But bosh to foreign sales; in February, as has been widely reported, Air Canada and Bombardier inked a letter of intent worth close to $5 billion for the purchase and sale of 45 CSeries jets, with an option to buy 30 more. So you see, there are real, honest-to-God customers lining up for Bombardier’s products. They have considerable funds. There must be some other, grander reason, logic suggests, for us to part with our borrowed billion. And indeed there is: national unity.
Federal devotion to Bombardier has long been a source of national cohesion, as we know.
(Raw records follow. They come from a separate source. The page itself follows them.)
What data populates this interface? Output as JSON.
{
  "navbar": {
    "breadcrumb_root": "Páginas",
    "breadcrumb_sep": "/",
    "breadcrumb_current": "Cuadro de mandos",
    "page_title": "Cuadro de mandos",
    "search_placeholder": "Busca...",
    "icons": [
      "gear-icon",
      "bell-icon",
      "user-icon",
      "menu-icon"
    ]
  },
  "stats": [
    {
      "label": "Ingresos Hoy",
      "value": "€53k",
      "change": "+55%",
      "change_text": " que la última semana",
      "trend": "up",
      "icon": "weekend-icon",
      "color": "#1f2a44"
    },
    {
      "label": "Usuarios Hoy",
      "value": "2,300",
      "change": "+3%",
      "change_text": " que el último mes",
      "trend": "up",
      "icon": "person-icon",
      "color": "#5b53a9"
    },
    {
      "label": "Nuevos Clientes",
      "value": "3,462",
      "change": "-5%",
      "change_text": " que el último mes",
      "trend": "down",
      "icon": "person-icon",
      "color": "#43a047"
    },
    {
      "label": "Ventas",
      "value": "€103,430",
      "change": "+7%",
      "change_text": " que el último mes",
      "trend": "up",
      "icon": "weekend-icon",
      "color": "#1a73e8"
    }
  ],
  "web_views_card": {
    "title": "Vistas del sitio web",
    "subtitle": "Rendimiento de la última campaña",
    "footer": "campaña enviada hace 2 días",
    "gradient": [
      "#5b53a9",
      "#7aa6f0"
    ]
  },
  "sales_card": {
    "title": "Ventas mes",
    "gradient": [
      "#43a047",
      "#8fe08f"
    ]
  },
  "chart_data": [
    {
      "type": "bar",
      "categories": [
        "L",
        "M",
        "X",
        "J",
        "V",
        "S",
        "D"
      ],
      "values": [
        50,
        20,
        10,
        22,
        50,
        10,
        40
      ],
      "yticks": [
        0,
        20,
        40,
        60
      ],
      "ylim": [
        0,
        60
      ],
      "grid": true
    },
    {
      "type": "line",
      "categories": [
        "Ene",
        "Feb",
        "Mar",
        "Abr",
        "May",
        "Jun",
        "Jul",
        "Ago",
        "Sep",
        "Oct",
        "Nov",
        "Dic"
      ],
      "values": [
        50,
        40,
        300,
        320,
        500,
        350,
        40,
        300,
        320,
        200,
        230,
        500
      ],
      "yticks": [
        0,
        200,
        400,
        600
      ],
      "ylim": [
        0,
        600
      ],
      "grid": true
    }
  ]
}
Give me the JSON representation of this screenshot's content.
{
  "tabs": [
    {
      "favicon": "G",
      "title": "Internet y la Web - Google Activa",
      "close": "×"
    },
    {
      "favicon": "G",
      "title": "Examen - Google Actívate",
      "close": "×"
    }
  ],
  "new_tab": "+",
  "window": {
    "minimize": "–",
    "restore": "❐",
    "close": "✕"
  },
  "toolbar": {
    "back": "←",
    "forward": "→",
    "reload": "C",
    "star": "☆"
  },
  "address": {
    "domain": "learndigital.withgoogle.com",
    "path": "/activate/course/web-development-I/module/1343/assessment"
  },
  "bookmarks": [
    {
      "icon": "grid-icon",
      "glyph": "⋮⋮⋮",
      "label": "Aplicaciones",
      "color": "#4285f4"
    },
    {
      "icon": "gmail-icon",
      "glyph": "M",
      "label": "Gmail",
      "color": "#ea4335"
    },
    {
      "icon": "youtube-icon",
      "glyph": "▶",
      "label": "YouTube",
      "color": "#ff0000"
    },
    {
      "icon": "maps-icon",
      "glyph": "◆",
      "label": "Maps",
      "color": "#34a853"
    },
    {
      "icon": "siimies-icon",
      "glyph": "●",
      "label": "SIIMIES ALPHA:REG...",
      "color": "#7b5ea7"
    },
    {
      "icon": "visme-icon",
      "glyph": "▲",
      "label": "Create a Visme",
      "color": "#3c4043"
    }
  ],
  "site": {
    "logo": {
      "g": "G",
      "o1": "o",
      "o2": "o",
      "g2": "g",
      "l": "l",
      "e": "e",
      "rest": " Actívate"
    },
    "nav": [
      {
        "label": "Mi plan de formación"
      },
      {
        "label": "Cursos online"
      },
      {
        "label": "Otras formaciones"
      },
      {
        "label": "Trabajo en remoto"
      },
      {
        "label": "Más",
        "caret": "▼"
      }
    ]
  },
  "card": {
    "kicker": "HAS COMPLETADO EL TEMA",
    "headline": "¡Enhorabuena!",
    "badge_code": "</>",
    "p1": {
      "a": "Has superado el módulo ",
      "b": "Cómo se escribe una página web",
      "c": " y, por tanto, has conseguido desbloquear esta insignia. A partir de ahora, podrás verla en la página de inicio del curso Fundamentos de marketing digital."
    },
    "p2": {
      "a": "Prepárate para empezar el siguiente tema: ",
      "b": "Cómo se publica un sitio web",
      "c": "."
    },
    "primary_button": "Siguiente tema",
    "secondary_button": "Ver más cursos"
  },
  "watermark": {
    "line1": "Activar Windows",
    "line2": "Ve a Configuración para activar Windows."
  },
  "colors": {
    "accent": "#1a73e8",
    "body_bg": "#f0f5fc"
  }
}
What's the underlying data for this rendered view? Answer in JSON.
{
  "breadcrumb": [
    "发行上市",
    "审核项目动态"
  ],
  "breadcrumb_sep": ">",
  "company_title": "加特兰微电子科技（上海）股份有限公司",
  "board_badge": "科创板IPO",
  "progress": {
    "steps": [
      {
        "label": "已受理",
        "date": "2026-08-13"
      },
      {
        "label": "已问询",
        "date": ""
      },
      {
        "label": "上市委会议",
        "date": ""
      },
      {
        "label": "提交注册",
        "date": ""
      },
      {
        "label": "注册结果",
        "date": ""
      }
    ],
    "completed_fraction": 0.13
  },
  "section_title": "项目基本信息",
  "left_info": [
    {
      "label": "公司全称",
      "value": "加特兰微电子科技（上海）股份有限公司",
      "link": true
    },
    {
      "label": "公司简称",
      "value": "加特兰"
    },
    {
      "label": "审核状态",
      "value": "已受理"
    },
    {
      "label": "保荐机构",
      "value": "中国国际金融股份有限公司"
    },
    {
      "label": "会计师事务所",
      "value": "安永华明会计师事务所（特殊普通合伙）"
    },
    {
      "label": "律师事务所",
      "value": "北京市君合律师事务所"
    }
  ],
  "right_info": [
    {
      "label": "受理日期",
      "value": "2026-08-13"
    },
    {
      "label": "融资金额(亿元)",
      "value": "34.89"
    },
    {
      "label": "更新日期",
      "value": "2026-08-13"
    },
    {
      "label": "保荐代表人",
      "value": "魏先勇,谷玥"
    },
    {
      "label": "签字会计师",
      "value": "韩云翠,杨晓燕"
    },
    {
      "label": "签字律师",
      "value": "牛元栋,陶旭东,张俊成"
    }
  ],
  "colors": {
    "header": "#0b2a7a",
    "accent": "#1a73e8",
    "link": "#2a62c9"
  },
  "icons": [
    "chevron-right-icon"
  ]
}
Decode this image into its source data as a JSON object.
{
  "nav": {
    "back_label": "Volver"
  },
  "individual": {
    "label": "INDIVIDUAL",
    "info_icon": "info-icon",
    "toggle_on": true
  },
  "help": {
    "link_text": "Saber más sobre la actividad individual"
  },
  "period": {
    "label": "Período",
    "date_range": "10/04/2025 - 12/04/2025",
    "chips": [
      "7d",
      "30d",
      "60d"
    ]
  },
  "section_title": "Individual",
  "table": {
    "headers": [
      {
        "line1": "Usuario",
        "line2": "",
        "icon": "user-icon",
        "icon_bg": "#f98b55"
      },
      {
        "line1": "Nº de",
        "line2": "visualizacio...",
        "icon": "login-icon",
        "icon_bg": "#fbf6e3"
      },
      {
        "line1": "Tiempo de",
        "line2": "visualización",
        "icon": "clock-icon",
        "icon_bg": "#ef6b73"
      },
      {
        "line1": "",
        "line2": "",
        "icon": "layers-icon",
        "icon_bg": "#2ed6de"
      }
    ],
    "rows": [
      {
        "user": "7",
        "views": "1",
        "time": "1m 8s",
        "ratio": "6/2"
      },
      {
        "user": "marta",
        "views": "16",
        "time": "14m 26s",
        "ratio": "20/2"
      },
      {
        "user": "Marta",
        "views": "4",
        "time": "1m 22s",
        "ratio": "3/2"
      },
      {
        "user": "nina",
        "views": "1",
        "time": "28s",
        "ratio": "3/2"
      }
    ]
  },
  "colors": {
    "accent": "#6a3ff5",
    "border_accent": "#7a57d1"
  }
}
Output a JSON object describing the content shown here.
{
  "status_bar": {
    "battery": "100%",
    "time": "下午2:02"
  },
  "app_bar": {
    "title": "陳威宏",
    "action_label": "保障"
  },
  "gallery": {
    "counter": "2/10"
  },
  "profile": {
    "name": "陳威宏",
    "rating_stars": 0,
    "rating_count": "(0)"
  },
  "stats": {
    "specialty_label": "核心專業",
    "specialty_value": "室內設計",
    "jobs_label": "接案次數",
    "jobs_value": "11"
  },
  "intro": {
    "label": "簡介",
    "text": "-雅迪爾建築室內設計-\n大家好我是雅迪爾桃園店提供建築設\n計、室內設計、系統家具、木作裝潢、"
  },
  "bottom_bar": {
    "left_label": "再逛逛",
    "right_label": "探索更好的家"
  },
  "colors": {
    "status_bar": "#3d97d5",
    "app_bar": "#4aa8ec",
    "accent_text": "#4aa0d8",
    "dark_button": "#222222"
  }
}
The CF-18 maintenance contract of 1986, for example, which went to Bombardier’s Canadair unit rather than Bristol Aerospace of Winnipeg, helped spark a Prairie revolt. Up rose the Reform Party, which torpedoed the old Progressive Conservative party, which caused a subsequent movement to Unite The Right, which ultimately brought the West to Ottawa, triumphant. See? Cohesion.
Now the same inexorable, unifying forces are at work as Quebec’s mayors and government fight to ease the path of TransCanada’s proposed Energy East pipeline, a project widely deemed critical to the future prosperity of Alberta and Canada, expected to receive not even a single billion-dollar government infusion, let alone two, and yield 91, 849 one-year-equivalent full time jobs in six provinces, according to Deloitte.
Quebec’s various leaders are fighting, that is to say, their deep-seated compulsion to object, object, object, until Ottawa coughs up the lolly. It’s been a long and arduous internal struggle; they’ve lost more often than they’ve won, which is a major reason Energy East, once a slam dunk, is now on life support. But yes, by all means, let’s prop up Bombardier, yet again, whether it needs it or not. It’s only $1 billion. And it’s not even our money.